Si sono sempre incrociate, a volte sovrapposte, queste due passioni, ma quando smisi con il calcio a metà tempo di una sera senza fiato del duemilaventidue il canto è andato avanti da solo. Mi piace cantare, lo so che pare futile, ma tra il futile e l’inutile prendo tutto quanto. Non faccio questo e quello, non costruisco niente, evito di possedere, logoro i vestiti, spreco frasi, butto via formulari e quei quattro soldi senza remissione, ecco. Stamattina mi sono alzato cantando col pensiero, ripassando le parole che canterò stasera a Bellinzona, città che mi mette sempre malinconia per i tanti affetti e per il pensiero di mia figlia che ora sta a Berlino e che me la ricorda ogni volta che vedo un postale giallo che arriva da Preonzo, ormai quartiere per tutti ma non per me che vorrei rigare la carta d’identità che non lo cita più. Ogni canzone parla di lì, del mio paese, in inglese, in italiano, in dialetto, il resto sono solo colonie più o meno amate.

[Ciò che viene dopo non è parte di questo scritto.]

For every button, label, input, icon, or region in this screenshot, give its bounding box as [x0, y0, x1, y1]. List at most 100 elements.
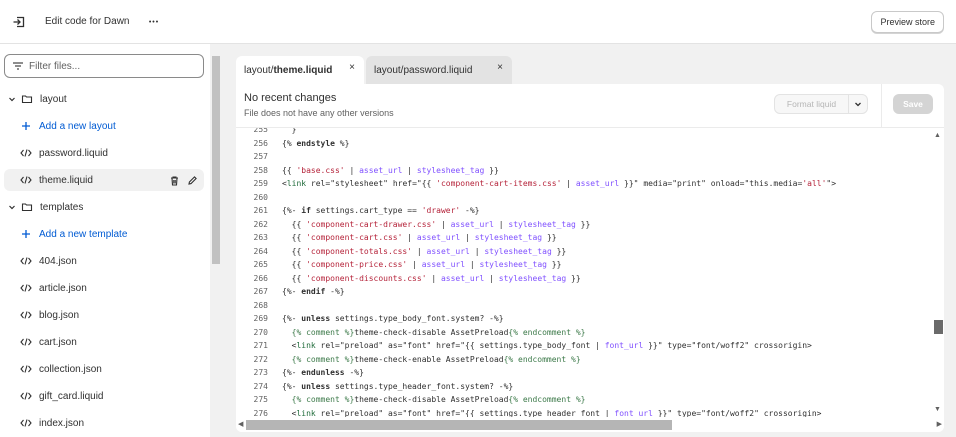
code-text: {%- endif -%} — [282, 287, 345, 297]
line-number: 271 — [253, 341, 268, 351]
line-number: 266 — [253, 273, 268, 283]
chevron-down-icon[interactable] — [7, 95, 17, 103]
file-item[interactable]: theme.liquid — [4, 169, 204, 191]
pencil-icon[interactable] — [187, 175, 198, 186]
code-icon — [18, 175, 34, 185]
add-file-link[interactable]: Add a new layout — [4, 115, 204, 137]
code-line[interactable]: 275 {% comment %}theme-check-disable Ass… — [236, 393, 932, 407]
close-icon[interactable]: × — [497, 62, 503, 73]
code-line[interactable]: 273 {%- endunless -%} — [236, 366, 932, 380]
code-line[interactable]: 256 {% endstyle %} — [236, 137, 932, 151]
scroll-right-icon[interactable]: ▶ — [937, 420, 942, 428]
line-number: 264 — [253, 246, 268, 256]
close-icon[interactable]: × — [349, 62, 355, 73]
file-item[interactable]: 404.json — [4, 250, 204, 272]
exit-button[interactable] — [8, 11, 30, 33]
preview-store-button[interactable]: Preview store — [871, 11, 944, 33]
tree-item-label: Add a new template — [39, 228, 128, 240]
chevron-down-icon[interactable] — [7, 203, 17, 211]
format-liquid-split-button[interactable]: Format liquid — [774, 94, 868, 114]
code-text: {%- unless settings.type_header_font.sys… — [282, 381, 514, 391]
filter-input[interactable] — [29, 60, 189, 72]
file-item[interactable]: collection.json — [4, 358, 204, 380]
horizontal-scroll-thumb[interactable] — [246, 420, 672, 430]
code-line[interactable]: 257 — [236, 150, 932, 164]
code-text: <link rel="stylesheet" href="{{ 'compone… — [282, 179, 837, 189]
line-number: 268 — [253, 300, 268, 310]
code-line[interactable]: 274 {%- unless settings.type_header_font.… — [236, 380, 932, 394]
add-file-link[interactable]: Add a new template — [4, 223, 204, 245]
format-options-button[interactable] — [849, 95, 867, 113]
code-line[interactable]: 261 {%- if settings.cart_type == 'drawer'… — [236, 204, 932, 218]
status-subtitle: File does not have any other versions — [244, 108, 394, 118]
save-button[interactable]: Save — [893, 94, 933, 114]
more-icon: ••• — [148, 18, 160, 26]
code-line[interactable]: 266 {{ 'component-discounts.css' | asset… — [236, 272, 932, 286]
line-number: 267 — [253, 287, 268, 297]
code-text: {% comment %}theme-check-disable AssetPr… — [291, 327, 586, 337]
code-line[interactable]: 255 } — [236, 128, 932, 137]
file-item[interactable]: index.json — [4, 412, 204, 434]
vertical-scrollbar[interactable]: ▲ ▼ — [932, 128, 944, 417]
folder-icon — [19, 93, 35, 105]
tab-theme-liquid[interactable]: layout/theme.liquid × — [236, 56, 364, 84]
divider — [881, 84, 882, 128]
line-number: 255 — [253, 128, 268, 135]
status-title: No recent changes — [244, 92, 337, 104]
code-line[interactable]: 258 {{ 'base.css' | asset_url | styleshee… — [236, 164, 932, 178]
line-number: 259 — [253, 179, 268, 189]
exit-icon — [13, 16, 25, 28]
code-line[interactable]: 263 {{ 'component-cart.css' | asset_url … — [236, 231, 932, 245]
code-line[interactable]: 259 <link rel="stylesheet" href="{{ 'comp… — [236, 177, 932, 191]
code-line[interactable]: 265 {{ 'component-price.css' | asset_url… — [236, 258, 932, 272]
file-item[interactable]: password.liquid — [4, 142, 204, 164]
app-title: Edit code for Dawn — [45, 16, 130, 27]
horizontal-scrollbar[interactable]: ◀ ▶ — [236, 417, 944, 432]
tab-password-liquid[interactable]: layout/password.liquid × — [366, 56, 512, 84]
code-line[interactable]: 264 {{ 'component-totals.css' | asset_ur… — [236, 245, 932, 259]
file-item[interactable]: gift_card.liquid — [4, 385, 204, 407]
line-number: 262 — [253, 219, 268, 229]
code-text: {%- endunless -%} — [282, 368, 364, 378]
line-number: 257 — [253, 152, 268, 162]
scroll-left-icon[interactable]: ◀ — [238, 420, 243, 428]
code-line[interactable]: 262 {{ 'component-cart-drawer.css' | ass… — [236, 218, 932, 232]
code-line[interactable]: 260 — [236, 191, 932, 205]
folder-templates[interactable]: templates — [4, 196, 204, 218]
tab-label: theme.liquid — [273, 64, 333, 76]
vertical-scroll-thumb[interactable] — [934, 320, 943, 334]
more-actions-button[interactable]: ••• — [145, 12, 163, 32]
sidebar-scroll-thumb[interactable] — [212, 56, 220, 264]
tree-item-label: 404.json — [39, 255, 77, 267]
filter-icon — [13, 62, 23, 70]
format-liquid-button[interactable]: Format liquid — [775, 95, 849, 113]
code-icon — [18, 418, 34, 428]
code-icon — [18, 337, 34, 347]
file-item[interactable]: article.json — [4, 277, 204, 299]
code-line[interactable]: 276 <link rel="preload" as="font" href="… — [236, 407, 932, 417]
line-number: 273 — [253, 368, 268, 378]
folder-layout[interactable]: layout — [4, 88, 204, 110]
code-line[interactable]: 271 <link rel="preload" as="font" href="… — [236, 339, 932, 353]
code-line[interactable]: 272 {% comment %}theme-check-enable Asse… — [236, 353, 932, 367]
file-item[interactable]: cart.json — [4, 331, 204, 353]
code-icon — [18, 148, 34, 158]
trash-icon[interactable] — [169, 175, 180, 186]
code-text: {% comment %}theme-check-enable AssetPre… — [291, 354, 581, 364]
code-line[interactable]: 268 — [236, 299, 932, 313]
code-area[interactable]: 255 } 256 {% endstyle %} 257 258{{ 'base.css… — [236, 128, 932, 417]
scroll-down-icon[interactable]: ▼ — [934, 406, 941, 413]
tree-item-label: templates — [40, 201, 84, 213]
code-line[interactable]: 269 {%- unless settings.type_body_font.sy… — [236, 312, 932, 326]
editor-pane: layout/theme.liquid × layout/password.li… — [222, 44, 956, 437]
code-line[interactable]: 267 {%- endif -%} — [236, 285, 932, 299]
code-line[interactable]: 270 {% comment %}theme-check-disable Ass… — [236, 326, 932, 340]
sidebar-scrollbar[interactable] — [210, 44, 222, 437]
tab-bar: layout/theme.liquid × layout/password.li… — [236, 56, 514, 84]
scroll-up-icon[interactable]: ▲ — [934, 132, 941, 139]
file-item[interactable]: blog.json — [4, 304, 204, 326]
folder-icon — [19, 201, 35, 213]
code-text: {{ 'component-cart-drawer.css' | asset_u… — [282, 219, 591, 229]
tree-item-label: blog.json — [39, 309, 80, 321]
filter-box[interactable] — [4, 54, 204, 78]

Autoreferenziale ed egocentrico come sono, ho la tolla di scrivere queste cose qua senza il minimo pudore. Non mi sfiora nemmeno il senso del ridicolo e so di cantare peggio del Baracheta ma meglio dei Maneskin; porto la chitarra elettrica da pochi soldi a tracolla che fa il suo effetto soprattutto quando non la suono, lasciando agli altri il peso del talento. Sto pensando a come vestirmi come se nell’armadio in cantina avessi una scelta principesca, ma se potessi ripescare la blusa da falegname sporca di colla e segatura metterei quella (ho pensato anche a una tuta da sci anni Ottanta, ma è andata perduta). All’ultimo riordinerò il classificatore delle canzoni, nella borsa del Denner ho le armoniche a bocca a cui attingerò come un Dylan meno convincente.

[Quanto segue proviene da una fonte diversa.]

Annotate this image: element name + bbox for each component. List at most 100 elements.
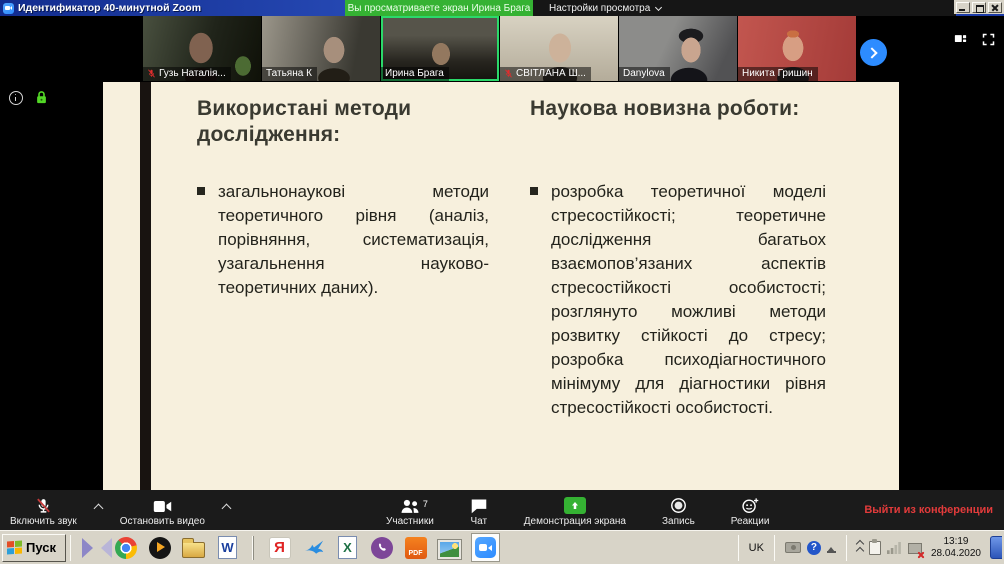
- unmute-label: Включить звук: [10, 516, 77, 527]
- chat-icon: [470, 498, 488, 514]
- excel-icon[interactable]: X: [335, 535, 360, 560]
- info-icon[interactable]: [9, 91, 23, 105]
- blue-bird-app-icon[interactable]: [301, 535, 326, 560]
- view-mode-icons: [953, 32, 996, 47]
- video-tiles: Гузь Наталія... Татьяна К Ирина Брага СВ…: [143, 16, 856, 81]
- foxit-pdf-icon[interactable]: PDF: [403, 535, 428, 560]
- windows-logo-icon: [7, 540, 22, 554]
- windows-taskbar: Пуск W Я X PDF: [0, 530, 1004, 564]
- stop-video-label: Остановить видео: [120, 516, 205, 527]
- chat-label: Чат: [470, 516, 487, 527]
- video-tile-active-speaker[interactable]: Ирина Брага: [381, 16, 499, 81]
- restore-button[interactable]: [972, 2, 986, 13]
- video-tile[interactable]: Гузь Наталія...: [143, 16, 261, 81]
- mic-muted-icon: [504, 69, 513, 78]
- participant-name: Danylova: [623, 68, 665, 79]
- toolbar-left-group: Включить звук Остановить видео: [2, 490, 240, 530]
- quick-launch: W Я X PDF: [79, 533, 500, 562]
- reactions-button[interactable]: Реакции: [723, 490, 778, 530]
- participant-name: Татьяна К: [266, 68, 312, 79]
- participants-icon: [400, 498, 420, 514]
- slide-bullet-left-text: загальнонаукові методи теоретичного рівн…: [218, 180, 489, 300]
- participants-label: Участники: [386, 516, 434, 527]
- taskbar-window-button[interactable]: [990, 536, 1002, 559]
- screen-share-banner: Вы просматриваете экран Ирина Брага: [345, 0, 533, 16]
- help-icon[interactable]: ?: [807, 541, 821, 555]
- chevron-up-icon: [93, 503, 103, 513]
- reactions-label: Реакции: [731, 516, 770, 527]
- close-button[interactable]: [988, 2, 1002, 13]
- next-participants-button[interactable]: [860, 39, 887, 66]
- chrome-icon[interactable]: [113, 535, 138, 560]
- slide-heading-left: Використані методи дослідження:: [197, 96, 497, 148]
- start-label: Пуск: [26, 540, 56, 555]
- chevron-right-icon: [866, 47, 877, 58]
- kmplayer-icon[interactable]: [79, 535, 104, 560]
- start-button[interactable]: Пуск: [2, 534, 66, 562]
- fullscreen-icon[interactable]: [981, 32, 996, 47]
- audio-options-button[interactable]: [85, 490, 112, 530]
- yandex-browser-icon[interactable]: Я: [267, 535, 292, 560]
- word-icon[interactable]: W: [215, 535, 240, 560]
- safely-remove-icon[interactable]: [827, 543, 836, 553]
- slide-bullet-right-text: розробка теоретичної моделі стресостійко…: [551, 180, 826, 420]
- participant-label: Татьяна К: [262, 67, 317, 81]
- tray-date: 28.04.2020: [931, 548, 981, 560]
- tray-clock[interactable]: 13:19 28.04.2020: [928, 536, 984, 559]
- mic-off-icon: [35, 497, 52, 514]
- picture-manager-icon[interactable]: [437, 535, 462, 560]
- folder-icon[interactable]: [181, 535, 206, 560]
- share-screen-button[interactable]: Демонстрация экрана: [516, 490, 634, 530]
- zoom-taskbar-button[interactable]: [471, 533, 500, 562]
- video-tile[interactable]: Danylova: [619, 16, 737, 81]
- bullet-marker: [530, 187, 538, 195]
- stop-video-button[interactable]: Остановить видео: [112, 490, 213, 530]
- window-controls: [954, 0, 1004, 14]
- chevron-up-icon: [221, 503, 231, 513]
- toolbar-center-group: 7 Участники Чат Демонстрация экрана Запи…: [378, 490, 777, 530]
- video-tile[interactable]: СВІТЛАНА Ш...: [500, 16, 618, 81]
- pdf-label: PDF: [405, 537, 427, 559]
- yandex-letter: Я: [269, 537, 291, 559]
- video-camera-icon: [153, 499, 172, 514]
- minimize-button[interactable]: [956, 2, 970, 13]
- video-tile[interactable]: Татьяна К: [262, 16, 380, 81]
- chevron-down-icon[interactable]: [655, 3, 662, 10]
- participant-label: Гузь Наталія...: [143, 67, 231, 81]
- taskbar-divider: [70, 535, 71, 561]
- participant-label: СВІТЛАНА Ш...: [500, 67, 591, 81]
- viber-icon[interactable]: [369, 535, 394, 560]
- view-settings-button[interactable]: Настройки просмотра: [549, 3, 650, 14]
- word-letter: W: [218, 536, 237, 559]
- hidden-icons-chevron[interactable]: [857, 541, 863, 554]
- unmute-button[interactable]: Включить звук: [2, 490, 85, 530]
- window-title: Идентификатор 40-минутной Zoom: [18, 2, 201, 14]
- window-titlebar: Идентификатор 40-минутной Zoom Вы просма…: [0, 0, 1004, 16]
- record-label: Запись: [662, 516, 695, 527]
- language-indicator[interactable]: UK: [749, 542, 764, 554]
- video-tile[interactable]: Никита Гришин: [738, 16, 856, 81]
- network-disconnected-icon[interactable]: [908, 543, 922, 554]
- participant-name: СВІТЛАНА Ш...: [516, 68, 586, 79]
- record-button[interactable]: Запись: [654, 490, 703, 530]
- signal-bars-icon[interactable]: [887, 542, 902, 554]
- participant-name: Гузь Наталія...: [159, 68, 226, 79]
- video-options-button[interactable]: [213, 490, 240, 530]
- slide-bullet-right: розробка теоретичної моделі стресостійко…: [530, 180, 826, 420]
- clipboard-tray-icon[interactable]: [869, 541, 881, 555]
- slide-heading-right: Наукова новизна роботи:: [530, 96, 840, 122]
- tray-time: 13:19: [931, 536, 981, 548]
- participants-button[interactable]: 7 Участники: [378, 490, 442, 530]
- gallery-view-icon[interactable]: [953, 32, 968, 47]
- system-tray: UK ? 13:19 28.04.2020: [734, 531, 1004, 564]
- aimp-icon[interactable]: [147, 535, 172, 560]
- excel-letter: X: [338, 536, 357, 559]
- chat-button[interactable]: Чат: [462, 490, 496, 530]
- leave-meeting-button[interactable]: Выйти из конференции: [864, 490, 993, 530]
- tray-divider: [738, 535, 739, 561]
- zoom-meeting-window: Идентификатор 40-минутной Zoom Вы просма…: [0, 0, 1004, 564]
- tray-camera-icon[interactable]: [785, 542, 801, 553]
- mic-muted-icon: [147, 69, 156, 78]
- participant-label: Никита Гришин: [738, 67, 818, 81]
- shared-screen-area: Використані методи дослідження: Наукова …: [0, 81, 1004, 490]
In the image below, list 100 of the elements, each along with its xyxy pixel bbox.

È possibile che non ascolterà nessuno, come del resto quasi nessuno mi legge, ma boh, magari tanto non cambia niente e a contare è ciò che sento io mentre canto o scrivo. Conta anche che possa sentire i suoni dei compagni, per non sopraffarli, per accordarmi a loro fino a una compattezza collettiva che spesso mi fa lacrimare. Il nostro gruppo è nato quasi quarant’anni fa, ma le cose sciocche della vita ci hanno fatto andare di qua e di là per conto nostro, lavori matrimoni geografia, e ci siamo ritrovati per caso in gennaio e io vorrei che non ci lasciassimo mai più, come quelle antiche squadre di calcio che imperiture continuano nella memoria.
Sono come quel prigioniero che dalla cella vede solo il mare e una casa bianca in mezzo al blu, l’immaginazione che diventa vita ed è la sola ormai possibile e proprio per questo non può essere fermata, neanche dall’indifferenza. Io canto perché mi piace, tutte le parole sono mie anche se gli altri le hanno scritte meglio. Io canto perché ho ancora la visione di un mondo bellissimo e aperto, un posto per tutti e senza miserie, soprattutto le mie. Quando il concerto finirà penserò già al prossimo, o almeno a cantare in bicicletta, al supermercato o nel bosco, con gli alberi che mettono nuove foglie in una primavera infinita. È una felicità e un impegno verso chi cantare non sa o non può, per mia madre, per gli amici e per i caduti di tutto il mondo. La prima canzone di stasera è Pugni chiusi, il mio modo malinconico di stare in un tempo che tradisce.
Il motivo di questa confessione? Che se muoio prima o durante si sappia almeno che andrò avanti lo stesso.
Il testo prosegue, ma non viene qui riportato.